A quarter of manufacturers, who account for £191bn of Britain’s output and employ 2.7 million people, believe that city regional mayors should have overall responsibility for how to spend levelling up funds in their region, according to a new report today from Make UK, the manufacturers’ organisation.
That is a larger proportion than for any other group favoured by Make UK members to take control of levelling up funds. Mayors, backed for the role by 25% of manufacturers, are followed by local councillors (22%), ministers (15%), local MPs ((14%) and national government (14%).
‘[M]anufacturers were …clear that levelling up means local power for local leaders’, says the report Levelling Up: Bridging the Gap between Policy and Progress.
‘This emphasises the need for national government to focus on how to empower local leaders, and their role in making levelling up a success’, it adds. ‘Devolution will be central to not only achieving the ambitions of the levelling up agenda, but more importantly, sustaining the importance of local solutions to local challenges years ahead’.
Manufacturers’ top two priorities for levelling up are better support for skills training and creating better job opportunities for all (25%) and upgrading local transport infrastructure including rail and road (19%).

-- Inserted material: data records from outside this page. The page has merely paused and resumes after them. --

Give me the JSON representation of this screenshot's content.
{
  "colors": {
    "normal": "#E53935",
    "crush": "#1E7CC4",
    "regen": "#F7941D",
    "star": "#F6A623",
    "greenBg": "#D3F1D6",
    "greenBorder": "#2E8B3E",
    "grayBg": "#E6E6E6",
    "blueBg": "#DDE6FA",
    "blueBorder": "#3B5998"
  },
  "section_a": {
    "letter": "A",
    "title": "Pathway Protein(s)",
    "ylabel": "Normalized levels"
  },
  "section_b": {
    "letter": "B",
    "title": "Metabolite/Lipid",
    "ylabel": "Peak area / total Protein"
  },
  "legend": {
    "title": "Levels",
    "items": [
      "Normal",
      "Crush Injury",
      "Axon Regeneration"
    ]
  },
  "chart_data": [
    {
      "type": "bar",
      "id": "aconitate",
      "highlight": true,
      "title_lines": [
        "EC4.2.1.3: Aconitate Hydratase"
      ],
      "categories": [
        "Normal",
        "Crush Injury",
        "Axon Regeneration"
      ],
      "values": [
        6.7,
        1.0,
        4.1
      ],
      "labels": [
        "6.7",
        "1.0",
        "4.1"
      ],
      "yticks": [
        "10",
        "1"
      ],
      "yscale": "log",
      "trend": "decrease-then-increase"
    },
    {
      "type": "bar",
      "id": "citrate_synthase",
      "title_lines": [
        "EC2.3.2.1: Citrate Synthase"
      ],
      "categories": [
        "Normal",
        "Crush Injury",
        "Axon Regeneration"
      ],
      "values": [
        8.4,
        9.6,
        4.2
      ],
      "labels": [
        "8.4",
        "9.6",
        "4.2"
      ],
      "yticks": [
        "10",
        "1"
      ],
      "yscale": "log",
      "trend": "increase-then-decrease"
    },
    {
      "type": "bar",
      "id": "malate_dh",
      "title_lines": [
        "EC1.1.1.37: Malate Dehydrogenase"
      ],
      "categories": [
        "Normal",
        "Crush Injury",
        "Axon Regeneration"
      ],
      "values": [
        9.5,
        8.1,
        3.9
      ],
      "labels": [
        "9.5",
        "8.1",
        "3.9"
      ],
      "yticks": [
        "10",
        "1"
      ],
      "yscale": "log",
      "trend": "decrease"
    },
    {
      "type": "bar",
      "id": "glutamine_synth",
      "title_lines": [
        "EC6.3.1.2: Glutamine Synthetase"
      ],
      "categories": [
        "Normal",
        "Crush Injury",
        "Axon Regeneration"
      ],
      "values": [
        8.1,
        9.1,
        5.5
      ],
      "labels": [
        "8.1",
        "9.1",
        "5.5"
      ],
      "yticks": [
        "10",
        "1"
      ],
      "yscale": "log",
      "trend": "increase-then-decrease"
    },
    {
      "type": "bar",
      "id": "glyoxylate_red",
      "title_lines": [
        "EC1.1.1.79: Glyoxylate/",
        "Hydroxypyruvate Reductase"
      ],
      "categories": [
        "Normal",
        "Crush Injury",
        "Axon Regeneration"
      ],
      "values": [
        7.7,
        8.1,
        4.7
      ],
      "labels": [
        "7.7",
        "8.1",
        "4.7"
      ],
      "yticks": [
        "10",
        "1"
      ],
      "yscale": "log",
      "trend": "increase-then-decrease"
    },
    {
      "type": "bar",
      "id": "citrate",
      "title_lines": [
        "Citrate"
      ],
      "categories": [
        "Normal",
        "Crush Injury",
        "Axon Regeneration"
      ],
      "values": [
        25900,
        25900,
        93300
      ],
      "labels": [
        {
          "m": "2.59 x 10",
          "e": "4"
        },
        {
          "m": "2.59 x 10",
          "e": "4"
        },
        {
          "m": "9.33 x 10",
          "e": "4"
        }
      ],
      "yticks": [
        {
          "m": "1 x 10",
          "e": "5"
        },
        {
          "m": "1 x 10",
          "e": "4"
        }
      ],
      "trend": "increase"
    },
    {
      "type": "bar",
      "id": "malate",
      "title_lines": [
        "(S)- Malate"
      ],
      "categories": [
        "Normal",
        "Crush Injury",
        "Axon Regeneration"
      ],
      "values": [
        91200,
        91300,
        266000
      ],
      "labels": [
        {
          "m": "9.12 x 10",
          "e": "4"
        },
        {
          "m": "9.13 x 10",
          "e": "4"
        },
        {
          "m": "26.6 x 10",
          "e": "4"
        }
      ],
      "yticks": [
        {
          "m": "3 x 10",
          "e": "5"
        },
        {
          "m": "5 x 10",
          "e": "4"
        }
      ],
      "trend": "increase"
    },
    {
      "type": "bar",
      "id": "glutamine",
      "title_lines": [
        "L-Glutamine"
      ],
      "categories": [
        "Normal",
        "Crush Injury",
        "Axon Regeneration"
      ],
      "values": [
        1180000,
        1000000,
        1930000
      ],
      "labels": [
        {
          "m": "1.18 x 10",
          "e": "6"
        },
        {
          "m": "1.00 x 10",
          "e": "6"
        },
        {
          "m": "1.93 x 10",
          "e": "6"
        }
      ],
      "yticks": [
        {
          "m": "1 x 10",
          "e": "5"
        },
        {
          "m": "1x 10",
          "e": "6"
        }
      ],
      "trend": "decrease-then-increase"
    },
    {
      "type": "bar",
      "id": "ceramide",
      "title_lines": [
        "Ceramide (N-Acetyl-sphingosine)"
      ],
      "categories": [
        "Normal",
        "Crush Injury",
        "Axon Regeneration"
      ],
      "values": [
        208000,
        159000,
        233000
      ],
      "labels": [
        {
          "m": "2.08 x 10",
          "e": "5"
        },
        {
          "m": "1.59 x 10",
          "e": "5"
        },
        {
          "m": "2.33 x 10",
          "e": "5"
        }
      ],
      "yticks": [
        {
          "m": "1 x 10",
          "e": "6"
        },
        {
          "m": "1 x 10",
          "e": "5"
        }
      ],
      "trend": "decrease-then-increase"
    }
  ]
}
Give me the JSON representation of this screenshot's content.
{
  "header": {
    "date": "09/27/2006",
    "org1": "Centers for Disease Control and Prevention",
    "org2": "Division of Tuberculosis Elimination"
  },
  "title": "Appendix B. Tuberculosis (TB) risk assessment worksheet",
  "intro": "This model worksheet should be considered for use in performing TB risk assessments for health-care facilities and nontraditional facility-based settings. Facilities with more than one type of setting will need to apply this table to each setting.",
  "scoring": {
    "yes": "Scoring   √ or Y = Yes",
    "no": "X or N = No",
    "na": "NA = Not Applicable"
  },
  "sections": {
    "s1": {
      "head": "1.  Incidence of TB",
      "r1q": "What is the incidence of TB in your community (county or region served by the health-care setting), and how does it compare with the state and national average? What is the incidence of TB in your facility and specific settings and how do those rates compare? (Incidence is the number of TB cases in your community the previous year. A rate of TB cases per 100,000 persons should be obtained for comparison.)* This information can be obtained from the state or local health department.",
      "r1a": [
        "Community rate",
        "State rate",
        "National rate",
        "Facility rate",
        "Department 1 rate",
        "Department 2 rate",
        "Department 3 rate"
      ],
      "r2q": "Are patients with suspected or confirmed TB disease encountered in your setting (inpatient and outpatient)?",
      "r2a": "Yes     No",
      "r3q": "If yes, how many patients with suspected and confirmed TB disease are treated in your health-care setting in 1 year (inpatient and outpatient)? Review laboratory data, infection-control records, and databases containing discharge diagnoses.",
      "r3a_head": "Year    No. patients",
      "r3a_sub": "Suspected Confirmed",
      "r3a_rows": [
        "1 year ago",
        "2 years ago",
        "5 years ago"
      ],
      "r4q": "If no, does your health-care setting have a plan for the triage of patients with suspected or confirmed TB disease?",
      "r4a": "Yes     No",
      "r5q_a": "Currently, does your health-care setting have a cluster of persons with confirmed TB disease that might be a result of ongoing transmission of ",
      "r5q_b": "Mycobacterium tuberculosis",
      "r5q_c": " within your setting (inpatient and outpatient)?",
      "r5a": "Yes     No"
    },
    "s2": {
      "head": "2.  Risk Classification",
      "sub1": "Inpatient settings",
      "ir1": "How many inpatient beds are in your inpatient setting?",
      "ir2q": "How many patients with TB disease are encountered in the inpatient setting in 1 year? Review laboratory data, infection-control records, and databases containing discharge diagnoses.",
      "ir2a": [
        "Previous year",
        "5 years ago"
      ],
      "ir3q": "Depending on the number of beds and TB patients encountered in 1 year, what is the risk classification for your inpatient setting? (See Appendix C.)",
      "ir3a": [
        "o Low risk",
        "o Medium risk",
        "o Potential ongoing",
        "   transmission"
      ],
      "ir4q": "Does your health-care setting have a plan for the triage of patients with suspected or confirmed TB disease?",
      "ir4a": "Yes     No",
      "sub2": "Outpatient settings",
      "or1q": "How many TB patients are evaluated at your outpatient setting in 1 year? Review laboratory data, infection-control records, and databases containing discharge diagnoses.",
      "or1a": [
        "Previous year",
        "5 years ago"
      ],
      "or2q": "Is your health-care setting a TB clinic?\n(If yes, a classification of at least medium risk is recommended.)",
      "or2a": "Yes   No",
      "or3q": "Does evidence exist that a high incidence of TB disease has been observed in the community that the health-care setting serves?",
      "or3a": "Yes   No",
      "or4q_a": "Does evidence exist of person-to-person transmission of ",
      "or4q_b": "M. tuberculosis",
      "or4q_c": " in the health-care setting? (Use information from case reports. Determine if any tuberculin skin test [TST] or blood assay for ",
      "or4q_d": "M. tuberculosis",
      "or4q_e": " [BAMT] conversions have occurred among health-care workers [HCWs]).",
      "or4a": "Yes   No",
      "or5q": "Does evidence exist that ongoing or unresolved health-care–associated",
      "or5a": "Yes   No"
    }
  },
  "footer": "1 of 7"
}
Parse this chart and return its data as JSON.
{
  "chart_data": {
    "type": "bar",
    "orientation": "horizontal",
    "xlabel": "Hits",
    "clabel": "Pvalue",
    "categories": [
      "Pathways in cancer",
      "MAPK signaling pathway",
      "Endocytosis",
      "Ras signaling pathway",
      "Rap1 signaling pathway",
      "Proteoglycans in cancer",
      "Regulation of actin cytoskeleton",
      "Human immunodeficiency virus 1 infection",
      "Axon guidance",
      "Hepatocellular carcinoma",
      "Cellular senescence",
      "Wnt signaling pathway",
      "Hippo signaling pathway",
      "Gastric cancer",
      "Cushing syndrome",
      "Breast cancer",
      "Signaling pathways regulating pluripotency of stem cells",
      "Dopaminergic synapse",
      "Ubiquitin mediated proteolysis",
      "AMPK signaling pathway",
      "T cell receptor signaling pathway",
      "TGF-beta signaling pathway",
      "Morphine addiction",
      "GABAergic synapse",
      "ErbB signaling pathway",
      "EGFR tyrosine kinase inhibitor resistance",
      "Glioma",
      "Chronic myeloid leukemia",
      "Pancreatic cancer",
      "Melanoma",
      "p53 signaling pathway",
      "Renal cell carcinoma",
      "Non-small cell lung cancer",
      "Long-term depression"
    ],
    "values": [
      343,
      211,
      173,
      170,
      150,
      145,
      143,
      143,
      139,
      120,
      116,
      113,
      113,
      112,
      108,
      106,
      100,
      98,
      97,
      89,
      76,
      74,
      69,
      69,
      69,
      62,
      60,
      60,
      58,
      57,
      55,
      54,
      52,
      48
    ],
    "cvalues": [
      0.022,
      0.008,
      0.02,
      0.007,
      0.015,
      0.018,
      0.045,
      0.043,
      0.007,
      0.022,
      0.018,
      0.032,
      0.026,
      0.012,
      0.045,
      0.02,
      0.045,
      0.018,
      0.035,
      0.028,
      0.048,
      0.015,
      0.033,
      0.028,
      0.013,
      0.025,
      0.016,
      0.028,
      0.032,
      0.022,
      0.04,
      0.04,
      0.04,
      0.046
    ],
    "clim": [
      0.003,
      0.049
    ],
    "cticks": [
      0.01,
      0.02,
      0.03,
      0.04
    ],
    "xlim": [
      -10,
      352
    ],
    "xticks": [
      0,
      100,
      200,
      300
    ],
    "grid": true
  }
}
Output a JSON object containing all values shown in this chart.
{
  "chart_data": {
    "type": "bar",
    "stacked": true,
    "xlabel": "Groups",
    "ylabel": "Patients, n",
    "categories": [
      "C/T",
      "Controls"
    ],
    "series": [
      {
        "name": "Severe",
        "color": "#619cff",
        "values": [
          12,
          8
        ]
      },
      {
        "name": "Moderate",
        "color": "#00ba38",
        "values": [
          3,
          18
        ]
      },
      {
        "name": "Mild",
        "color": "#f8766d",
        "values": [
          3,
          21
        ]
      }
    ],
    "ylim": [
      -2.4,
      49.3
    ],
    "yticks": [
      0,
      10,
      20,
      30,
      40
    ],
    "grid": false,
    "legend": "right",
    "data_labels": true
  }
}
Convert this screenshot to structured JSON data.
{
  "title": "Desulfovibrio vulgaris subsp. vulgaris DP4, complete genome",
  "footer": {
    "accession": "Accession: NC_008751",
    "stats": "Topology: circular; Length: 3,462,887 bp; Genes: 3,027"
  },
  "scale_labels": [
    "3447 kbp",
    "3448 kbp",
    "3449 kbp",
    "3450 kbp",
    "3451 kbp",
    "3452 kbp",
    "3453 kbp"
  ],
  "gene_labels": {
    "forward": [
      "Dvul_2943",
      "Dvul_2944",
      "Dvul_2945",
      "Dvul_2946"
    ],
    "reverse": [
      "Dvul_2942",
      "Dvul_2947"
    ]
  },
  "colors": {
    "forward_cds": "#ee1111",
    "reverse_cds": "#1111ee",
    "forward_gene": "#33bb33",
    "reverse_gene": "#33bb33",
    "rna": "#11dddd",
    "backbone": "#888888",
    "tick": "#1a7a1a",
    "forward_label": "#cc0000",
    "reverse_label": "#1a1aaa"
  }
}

Transport improvements are especially strongly supported in the north of England, and there is particular mention for some developments in the North East:
‘The construction and completion of the Northern Spire bridge in Sunderland has not only meant better connections between the north with the south but also regenerated the neglected south bank of the River Wear. With further investment expected through the new BritishVolt site in Northumberland, there is an abundance of new, exciting opportunities across the north. Key to making them all a success will be ensuring the infrastructure is in place to help people access these opportunities.’
The report adds: ‘Despite there being regional variations on what manufacturers saw as a priority for their business there was a clear trend running throughout all regions – accessing people and skills. This suggests that levelling up may not necessarily only be about “place”, rather “people” as well. Ensuring people can access opportunities, jobs and training wherever they choose to go – supported by good transport connections, affordable housing and digital connectivity’.
Adam Hawksbee, deputy director of Onward, a centre-right think tank, writing in the Foreword to today’s report, reminds readers that the government made empowering local leaders one of its four key commitments in the Levelling Up White Paper, with a mission to give every area that wants devolution genuine powers by 2030.
‘Responses from manufacturers vindicate that decision – with 25% saying they want city mayors to have responsibility for levelling up’, he writes. ‘The challenge is to ensure that the government lives up to its commitment to devolution and overcomes the centralising tendencies of its predecessors.’